La dissolution des peuples et le recul du sentiment collectif

Ainsi, à l’échelle de l’humanité toute entière, le phénomène de paupérisation se renforce, tandis que la planète se dégrade irrémédiablement. L’acceptation de cette situation est l’un des signes majeurs du recul actuel de civilisation. Le fondateur du libéralisme économique, Adam Smith écrivait au 19e siècle : « Aucune société ne peut être florissante et heureuse si une écrasante majorité de ses membres vivent dans la pauvreté et la misère. »

Qui dirait cela au 21e siècle parmi ceux qui se réclament du libéralisme d’Adam Smith ? Les néo-libéraux s’efforcent à l’inverse de faire croire que la pauvreté relève de la fatalité ou de la seule responsabilité de ceux qui la subissent. Car pour que la pauvreté devienne tolérable et n’entraîne pas la remise en cause de l’ordre social qui la produit, il faut à la fois que les pauvres se soumettent et qu’une majorité de satisfaits considère la misère comme un fait acceptable. Ceci se passe sous toutes les latitudes par l’incorporation de la morale du « chacun pour soi ».

Il nous faut donc le réaffirmer avec force. Aucun individu ne peut vivre en personne libre lorsque son projet d’existence se résume à la survie. Mais aucune société ne peut être libre tant que règne une pauvreté massive. La gauche mexicaine a comme slogan « pour le bien de tous, les pauvres d’abord ». Sur tout le continent sud-américain, les nouveaux gouvernements de gauche placent leur action sous ce signe. Nous nous plaçons dans la même perspective et voulons attaquer de front la paupérisation de masse. On ne fera pas régresser cette dernière par de simples politiques sectorielles plus ou moins agrémentées de discours compassionnels. Pour s’attaquer aux racines de la misère, c’est le fonctionnement de la société capitaliste dans son ensemble qu’il faut remettre en cause.

Eradiquer la pauvreté, c’est l’objectif prioritaire pour la gauche au pouvoir, pour redonner la dignité et la liberté à des millions de personnes. C’est aussi une condition de la réunification du peuple que le néo-libéralisme a divisé. C’est conjurer le risque de la guerre sans fin de tous contre celui qui est encore plus pauvre que soi, dont se nourrit le racisme, et qui laisse tranquilles et incontestés ceux qui amassent des fortunes considérables en accaparant l’essentiel des richesses produites. C’est pourquoi, en France aussi, nous disons que ce qui est bon pour les pauvres est bon pour tous.

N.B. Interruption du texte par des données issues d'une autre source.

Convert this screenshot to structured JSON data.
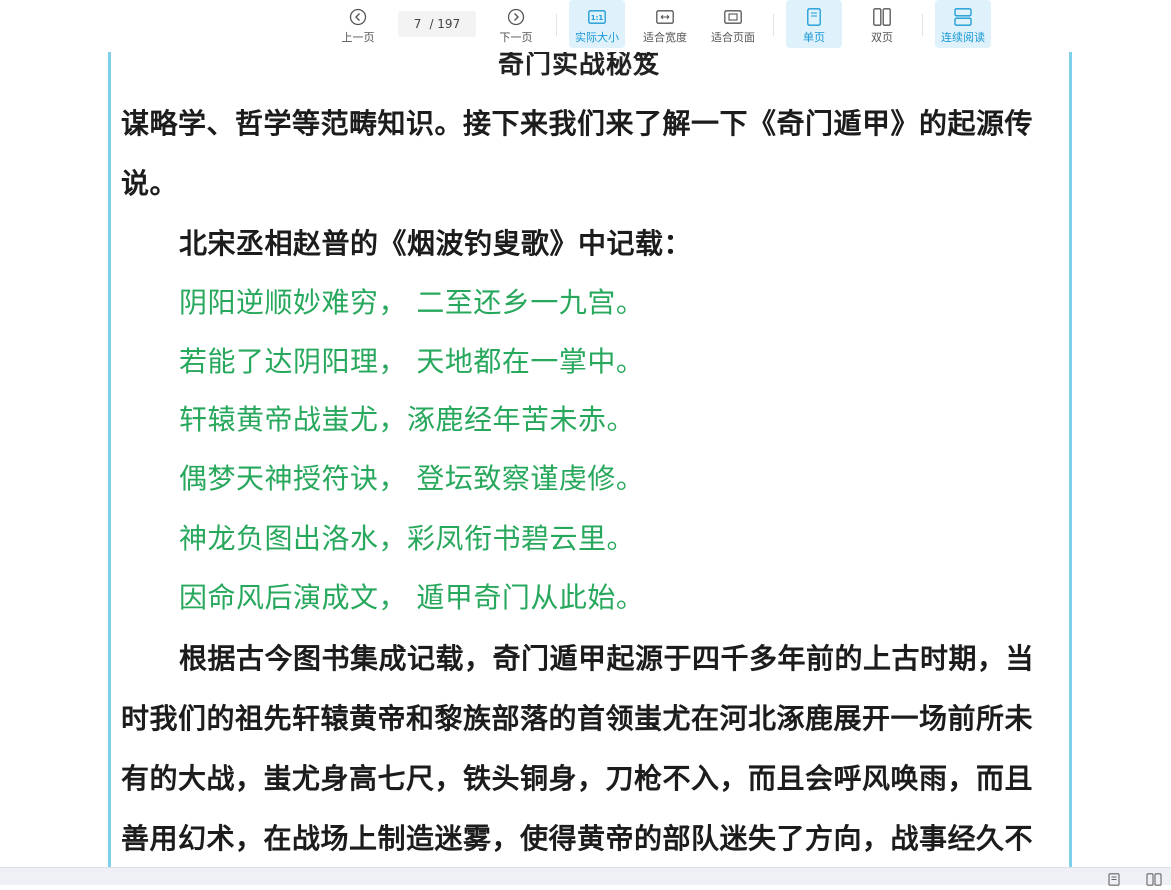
{
  "toolbar": {
    "prev_label": "上一页",
    "next_label": "下一页",
    "current_page": "7",
    "total_pages": "/ 197",
    "actual_size_label": "实际大小",
    "fit_width_label": "适合宽度",
    "fit_page_label": "适合页面",
    "single_page_label": "单页",
    "double_page_label": "双页",
    "continuous_label": "连续阅读",
    "actual_size_icon_text": "1:1"
  },
  "colors": {
    "accent": "#1a9ad6",
    "active_bg": "#dff1fb",
    "page_border": "#7fd0ea",
    "poem_green": "#27a85c"
  },
  "document": {
    "header_title": "奇门实战秘笈",
    "lines": [
      "谋略学、哲学等范畴知识。接下来我们来了解一下《奇门遁甲》的起源传",
      "说。",
      "北宋丞相赵普的《烟波钓叟歌》中记载：",
      "阴阳逆顺妙难穷，  二至还乡一九宫。",
      "若能了达阴阳理，  天地都在一掌中。",
      "轩辕黄帝战蚩尤，涿鹿经年苦未赤。",
      "偶梦天神授符诀，  登坛致察谨虔修。",
      "神龙负图出洛水，彩凤衔书碧云里。",
      "因命风后演成文，  遁甲奇门从此始。",
      "根据古今图书集成记载，奇门遁甲起源于四千多年前的上古时期，当",
      "时我们的祖先轩辕黄帝和黎族部落的首领蚩尤在河北涿鹿展开一场前所未",
      "有的大战，蚩尤身高七尺，铁头铜身，刀枪不入，而且会呼风唤雨，而且",
      "善用幻术，在战场上制造迷雾，使得黄帝的部队迷失了方向，战事经久不"
    ]
  }
}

L’enfermement des consciences

En 2006, l’obscurantisme se porte bien. Partout les communautarismes prospèrent sur la destruction du lien social. Ils se présentent souvent comme des moyens de résister au système, de lui opposer d’autres normes morales, de reconquérir autonomie et dignité contre ce qui est ressenti à juste titre comme une négation des personnes. Mais en réalité, les ethnicismes et les intégrismes de toutes sortes marchent main dans la main avec l’ordre néo-libéral. Ils en sont les meilleurs alliés. C’est d’ailleurs une constante des politiques libérales, du 19e siècle à l’Angleterre de Thatcher, de promouvoir la religion comme pansement caritatif aux dégâts sociaux du capitalisme. Les communautarismes sont ainsi parfaitement compatibles avec le marché, et radicalement hostiles à l’existence d’un intérêt général et d’une communauté légale fondée sur l’égalité des citoyens. Le communautarisme, qui repose avant tout sur la domination des membres de la « communauté » par ses chefs, porte la négation de l’espace public. Il laisse alors la marchandise incarner un semblant d’universel.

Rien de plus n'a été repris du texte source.